C’est l’histoire d’Emma, du temps où elle commençait à peine sa carrière d’instit. Dans sa liste de voeux, l’école des Acacias était en dernière position. C’était sa première classe fixe comme titulaire – même si elle avait déjà fait plusieurs remplacements – et quelle classe. Des enfants difficiles, parce que des enfants issus d’histoires difficiles. Un endroit défavorisé, des familles en proie à de sacrés problèmes. Elle, au milieu, qui rencontre Mathieu. Et l’année scolaire qui égrène ses mois, petit bonheur après grande joie tout au long d’une myriade de problèmes. Le frottement avec le directeur. Et les enfants, bien sûr les enfants. Ses enfants.

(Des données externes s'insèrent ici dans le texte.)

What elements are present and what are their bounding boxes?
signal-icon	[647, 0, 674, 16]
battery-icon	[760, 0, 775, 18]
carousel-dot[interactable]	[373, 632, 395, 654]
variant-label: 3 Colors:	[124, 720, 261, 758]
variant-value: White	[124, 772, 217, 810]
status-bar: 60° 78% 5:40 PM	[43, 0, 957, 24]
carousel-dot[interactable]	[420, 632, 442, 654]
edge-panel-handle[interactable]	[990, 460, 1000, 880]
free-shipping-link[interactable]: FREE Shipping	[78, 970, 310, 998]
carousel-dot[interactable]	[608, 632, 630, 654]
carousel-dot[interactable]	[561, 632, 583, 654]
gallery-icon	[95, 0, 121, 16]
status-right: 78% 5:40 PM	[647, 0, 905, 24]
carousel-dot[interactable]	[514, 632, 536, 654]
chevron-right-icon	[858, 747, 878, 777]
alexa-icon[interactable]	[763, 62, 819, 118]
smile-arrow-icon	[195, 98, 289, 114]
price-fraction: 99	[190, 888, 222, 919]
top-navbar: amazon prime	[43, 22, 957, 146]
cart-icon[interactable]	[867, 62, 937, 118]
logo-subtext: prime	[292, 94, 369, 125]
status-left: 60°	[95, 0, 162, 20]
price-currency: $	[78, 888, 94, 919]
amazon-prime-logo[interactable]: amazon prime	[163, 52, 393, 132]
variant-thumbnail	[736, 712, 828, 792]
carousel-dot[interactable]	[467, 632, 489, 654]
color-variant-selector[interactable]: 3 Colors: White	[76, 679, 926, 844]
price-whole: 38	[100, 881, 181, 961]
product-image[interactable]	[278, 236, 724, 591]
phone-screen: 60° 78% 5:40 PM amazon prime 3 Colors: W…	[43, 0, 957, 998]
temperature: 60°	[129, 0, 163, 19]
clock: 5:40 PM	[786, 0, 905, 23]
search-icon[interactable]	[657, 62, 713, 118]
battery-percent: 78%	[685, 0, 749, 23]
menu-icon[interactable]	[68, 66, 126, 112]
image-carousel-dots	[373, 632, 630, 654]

« Emma les a regardés, ses enfants, ses élèves, sa troupe, ses mômes, ses monstres, ses pourritures, ses petits loups, ses horreurs, ses gamins, ses grands, ses morveux, ses mignons. Ses attachants, ses chiants. Ses attachiants. Sa classe. »
Un roman dont on ne sort pas indemne, et pour lequel l’autrice, très intelligemment, aborde cet aspect peu avant son épilogue. Quelle est la place du lecteur dans ce grand maelström ? Directement dans l’instant de grâce de la classe de neige, qu’on lit émerveillé.

« Mais elle a eu le mérite d’exister, cette seconde, et rien que pour elle, être enseignant vaut la peine. »
Un roman très attachant, effectivement. Même si :

« Ne pas s’attacher aux gens.
Simplement les aimer. Les supporter. Les accompagner. Et les laisser partir.»